I Gotta Make It gets lively on the bouncy offering, "Just Wanna Cut," as Trey prowls the dance floor in pursuit of a little action with a curvy cutie on the sneak tip. Admitting he's a taken man that's just in search of a good time, Trey delivers a track that is all but a precursor to his eventual Mr. Steal Yo' Girl moniker. Things get steamy on the indelible "In the Middle," which stands as one of the better tracks on the LP due to its strong songwriting and plush instrumentation. The crooner hits on all cylinders and gives the ladies something to blush about. "Make Love Tonight" is reminiscent of R. Kelly's stylings, but is far from a jack and foreshadows the eventual comparisons of the two that would come to be.

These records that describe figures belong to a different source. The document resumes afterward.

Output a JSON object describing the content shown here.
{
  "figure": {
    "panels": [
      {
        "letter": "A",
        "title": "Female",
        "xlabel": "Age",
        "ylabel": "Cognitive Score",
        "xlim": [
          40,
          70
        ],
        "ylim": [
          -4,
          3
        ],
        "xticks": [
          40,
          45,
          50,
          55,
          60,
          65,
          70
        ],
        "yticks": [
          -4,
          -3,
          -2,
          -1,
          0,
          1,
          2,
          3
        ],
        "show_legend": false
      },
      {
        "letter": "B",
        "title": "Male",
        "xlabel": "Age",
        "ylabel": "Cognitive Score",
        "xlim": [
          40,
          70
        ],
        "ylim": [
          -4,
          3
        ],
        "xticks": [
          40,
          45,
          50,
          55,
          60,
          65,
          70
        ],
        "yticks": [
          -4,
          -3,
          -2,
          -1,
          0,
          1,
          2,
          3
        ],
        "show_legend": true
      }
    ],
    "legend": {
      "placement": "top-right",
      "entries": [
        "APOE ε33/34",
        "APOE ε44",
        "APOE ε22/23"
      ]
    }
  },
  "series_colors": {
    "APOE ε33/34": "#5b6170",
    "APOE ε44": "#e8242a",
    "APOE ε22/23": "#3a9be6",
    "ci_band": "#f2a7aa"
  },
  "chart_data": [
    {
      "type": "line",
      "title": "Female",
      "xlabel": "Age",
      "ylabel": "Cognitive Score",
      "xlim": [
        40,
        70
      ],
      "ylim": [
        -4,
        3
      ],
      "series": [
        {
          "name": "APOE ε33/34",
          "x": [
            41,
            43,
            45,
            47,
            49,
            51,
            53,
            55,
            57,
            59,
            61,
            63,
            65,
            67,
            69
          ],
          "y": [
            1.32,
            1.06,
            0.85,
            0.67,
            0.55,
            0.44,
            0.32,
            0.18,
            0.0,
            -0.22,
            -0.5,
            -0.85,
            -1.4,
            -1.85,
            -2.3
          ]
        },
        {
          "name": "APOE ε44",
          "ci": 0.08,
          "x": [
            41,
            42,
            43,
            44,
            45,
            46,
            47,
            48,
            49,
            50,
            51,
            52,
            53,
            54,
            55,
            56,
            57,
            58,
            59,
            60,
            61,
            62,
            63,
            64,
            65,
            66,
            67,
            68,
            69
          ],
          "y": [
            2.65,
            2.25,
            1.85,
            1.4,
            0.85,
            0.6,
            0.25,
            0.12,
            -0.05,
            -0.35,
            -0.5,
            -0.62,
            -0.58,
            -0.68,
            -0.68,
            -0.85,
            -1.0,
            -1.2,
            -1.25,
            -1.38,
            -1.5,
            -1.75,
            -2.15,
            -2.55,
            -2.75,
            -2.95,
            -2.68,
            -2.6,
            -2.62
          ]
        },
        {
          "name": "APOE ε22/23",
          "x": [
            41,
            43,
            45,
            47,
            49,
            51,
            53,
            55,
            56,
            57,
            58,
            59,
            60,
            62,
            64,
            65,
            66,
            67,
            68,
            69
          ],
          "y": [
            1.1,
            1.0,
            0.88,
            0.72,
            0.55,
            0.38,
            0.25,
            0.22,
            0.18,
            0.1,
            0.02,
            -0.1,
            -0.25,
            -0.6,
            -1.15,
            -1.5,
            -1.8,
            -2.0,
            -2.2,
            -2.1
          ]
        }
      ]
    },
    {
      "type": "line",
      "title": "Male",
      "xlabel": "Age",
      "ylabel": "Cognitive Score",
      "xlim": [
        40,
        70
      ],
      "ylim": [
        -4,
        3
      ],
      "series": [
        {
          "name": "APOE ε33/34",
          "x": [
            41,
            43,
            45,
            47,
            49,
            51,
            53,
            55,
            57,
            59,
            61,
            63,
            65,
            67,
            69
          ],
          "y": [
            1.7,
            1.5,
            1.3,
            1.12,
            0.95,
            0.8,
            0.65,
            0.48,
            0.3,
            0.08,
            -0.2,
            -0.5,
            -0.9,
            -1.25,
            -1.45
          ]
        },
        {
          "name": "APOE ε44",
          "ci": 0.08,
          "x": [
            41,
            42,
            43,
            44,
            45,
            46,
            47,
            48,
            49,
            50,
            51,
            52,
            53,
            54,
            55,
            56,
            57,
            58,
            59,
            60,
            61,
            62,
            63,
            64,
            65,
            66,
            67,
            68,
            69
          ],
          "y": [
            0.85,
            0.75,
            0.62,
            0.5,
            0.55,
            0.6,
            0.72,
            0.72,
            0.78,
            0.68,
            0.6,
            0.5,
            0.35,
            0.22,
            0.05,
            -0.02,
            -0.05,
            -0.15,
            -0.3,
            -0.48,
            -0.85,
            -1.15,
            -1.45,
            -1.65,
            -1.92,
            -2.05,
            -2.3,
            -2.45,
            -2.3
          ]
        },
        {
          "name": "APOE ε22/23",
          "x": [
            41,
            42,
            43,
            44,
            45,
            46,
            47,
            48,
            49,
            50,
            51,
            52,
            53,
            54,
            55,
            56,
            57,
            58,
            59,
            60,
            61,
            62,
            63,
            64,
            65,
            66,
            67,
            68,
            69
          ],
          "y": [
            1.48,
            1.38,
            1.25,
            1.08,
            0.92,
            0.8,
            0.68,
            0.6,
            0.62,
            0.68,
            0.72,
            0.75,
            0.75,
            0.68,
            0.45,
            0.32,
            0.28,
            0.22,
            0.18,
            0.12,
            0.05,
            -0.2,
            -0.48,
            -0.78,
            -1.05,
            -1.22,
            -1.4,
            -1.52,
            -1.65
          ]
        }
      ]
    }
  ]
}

Upping the ante on "Hatin Love," Trey Songz gets vulnerable, crooning, "Love ain't s'posed to feel this way / Love ain't s'posed to hurt or cause me pain / Love ain't s'posed to make me cry / But now I'm tryna' wipe my eyes / I'm hating love," while recounting a past relationship with a unfaithful woman. Then "Gotta Go (Reprise)" serves as a thank you letter to all of his supporters, past and present, that have affected his life and career for the better before unleashing the remix to "Gotta Make It," which features a guest appearance from Aretha Franklin on the vocals. The remix stays true to the original version by including a rap verse, with Juvenile replacing Twista and lending his countrified flow to the selection, making for a swell ending to a great album.
Watch Trey Songz's "Gotta Go" Video
Trey Day, the follow-up to I Gotta Make It, would mark an uptick in first-week sales for the singer in 2007, and would produce his first Top 20 hit, "Can't Help But Wait," which climbed all the way to No. 14 on the Billboard Hot 100 chart. Trey Day would fail to earn the young star any hardware in terms of award show plaques, but the singer's third release, Ready, would be the album to put him over the top and solidify him as one of the brightest stars in all of R&B.
Selling 131,000 copies in its first week of release, Ready served as the coming-out party his diehard fans had been waiting for since Gotta Make It and would go on to be certified platinum, launching him into the elite class of singers with a solid pen game and vocals to match alongside the likes of Usher, Chris Brown and Ne-Yo. The only difference is that while those artists came out of the gate with fanfare, Trey Songz took the stairway to success and stands as one of the more remarkable success stories of the past decade.
Happy 10th birthday, I Gotta Make It.